Consumers in the developing world are some of the world's best customers - emerging economy markets have contributed more than half of the Coca-Cola Co.'s global revenue since 2006, and Mexico, China, and Brazil were the three largest non-US contributors. But the best way for large consumer packaged goods companies to reach these markets remains a challenge. New research suggests that different combinations of package sizes, price, and merchandising work more effectively depending on whether the products are moving through mom-and-pop stores or large, self-service chains.

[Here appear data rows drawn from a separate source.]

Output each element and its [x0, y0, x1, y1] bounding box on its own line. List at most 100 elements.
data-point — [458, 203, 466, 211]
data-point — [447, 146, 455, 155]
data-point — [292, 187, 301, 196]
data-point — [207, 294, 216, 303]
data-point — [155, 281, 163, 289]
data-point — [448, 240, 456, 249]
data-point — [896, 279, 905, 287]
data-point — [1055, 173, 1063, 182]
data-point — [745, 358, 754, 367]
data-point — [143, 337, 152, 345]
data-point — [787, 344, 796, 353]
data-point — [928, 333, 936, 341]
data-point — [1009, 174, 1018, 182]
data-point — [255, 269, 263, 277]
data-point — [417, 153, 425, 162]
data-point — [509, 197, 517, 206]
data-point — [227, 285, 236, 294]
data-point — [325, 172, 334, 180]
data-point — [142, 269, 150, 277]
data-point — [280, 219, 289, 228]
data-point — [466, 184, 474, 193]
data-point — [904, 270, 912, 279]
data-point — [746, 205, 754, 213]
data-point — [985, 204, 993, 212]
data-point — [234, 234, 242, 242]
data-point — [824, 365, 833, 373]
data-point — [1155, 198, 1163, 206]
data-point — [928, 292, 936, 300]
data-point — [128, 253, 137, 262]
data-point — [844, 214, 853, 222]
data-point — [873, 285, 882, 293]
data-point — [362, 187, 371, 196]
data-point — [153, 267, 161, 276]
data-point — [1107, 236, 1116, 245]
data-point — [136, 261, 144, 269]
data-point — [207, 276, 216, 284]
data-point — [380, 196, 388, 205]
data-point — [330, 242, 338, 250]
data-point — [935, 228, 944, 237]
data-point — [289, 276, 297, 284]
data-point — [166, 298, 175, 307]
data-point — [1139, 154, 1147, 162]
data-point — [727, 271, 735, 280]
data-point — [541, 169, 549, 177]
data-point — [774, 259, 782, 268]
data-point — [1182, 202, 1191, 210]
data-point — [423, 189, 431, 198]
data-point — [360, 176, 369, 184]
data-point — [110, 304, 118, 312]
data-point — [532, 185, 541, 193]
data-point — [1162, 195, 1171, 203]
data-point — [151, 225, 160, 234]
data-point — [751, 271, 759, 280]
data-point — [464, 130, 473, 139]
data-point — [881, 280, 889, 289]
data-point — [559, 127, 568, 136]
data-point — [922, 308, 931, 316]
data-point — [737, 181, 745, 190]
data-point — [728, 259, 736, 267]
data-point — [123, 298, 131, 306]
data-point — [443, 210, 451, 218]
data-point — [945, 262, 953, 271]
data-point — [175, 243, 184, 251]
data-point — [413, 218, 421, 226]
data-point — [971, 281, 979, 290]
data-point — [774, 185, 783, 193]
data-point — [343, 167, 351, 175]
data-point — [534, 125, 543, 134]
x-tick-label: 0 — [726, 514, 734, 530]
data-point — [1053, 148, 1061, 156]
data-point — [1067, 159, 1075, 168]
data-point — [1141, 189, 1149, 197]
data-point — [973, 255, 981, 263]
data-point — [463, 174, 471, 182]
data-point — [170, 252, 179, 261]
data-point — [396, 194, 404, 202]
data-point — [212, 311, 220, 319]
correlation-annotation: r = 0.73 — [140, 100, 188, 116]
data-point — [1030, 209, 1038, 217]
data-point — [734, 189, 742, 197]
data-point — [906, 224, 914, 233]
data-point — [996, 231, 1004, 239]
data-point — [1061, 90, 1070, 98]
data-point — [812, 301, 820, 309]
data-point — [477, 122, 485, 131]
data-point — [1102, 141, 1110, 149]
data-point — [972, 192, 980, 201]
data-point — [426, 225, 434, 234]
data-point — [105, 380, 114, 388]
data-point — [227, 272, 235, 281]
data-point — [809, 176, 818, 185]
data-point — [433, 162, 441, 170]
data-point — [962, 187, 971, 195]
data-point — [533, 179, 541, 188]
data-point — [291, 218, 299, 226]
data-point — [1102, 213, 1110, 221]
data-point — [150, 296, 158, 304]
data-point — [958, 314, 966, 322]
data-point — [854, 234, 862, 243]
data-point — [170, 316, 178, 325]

This marketing challenge and an analysis of a typical emerging economy market - in southeastern Brazil - are described in "Consumer Brand Marketing through Full- and Self-Service Channels in an Emerging Economy," to be published in the December 2015 issue of the Journal of Retailing. The authors are Professors Rajkumar Venkatesan and Paul Farris of the University of Virginia's Darden Graduate School of Business, Leandro Guissoni of the São Paolo School of Business Administration, Fundação Getulio Vargas (FGV), and Marcos Fava Neves of the School of Economics and Business, FEARP, University of São Paolo.
The authors analyzed sales of all brands of soft drinks, plus related advertising, promotions, and in-store merchandising, over more than four years in a largely urban region in southeastern Brazil. The area included both large chain retailers and small independent stores, enabling the authors to construct a complex pattern of what type of packaging, price, and merchandising worked best in the different venues.
According to the authors, the effectiveness of marketing mix elements varies with the channel format. For instance, where full-service, mom-and-pop stores predominate, mass advertising is less effective but package size variety is particularly important to the marketing mix and brands' channel relationship programs support price increases with no decrease in sales. "Our study highlights that marketing mix strategies popular in the self-service-dominant channels of developed economies are not as effective in the full-service formats that remain important in emerging economies," they write.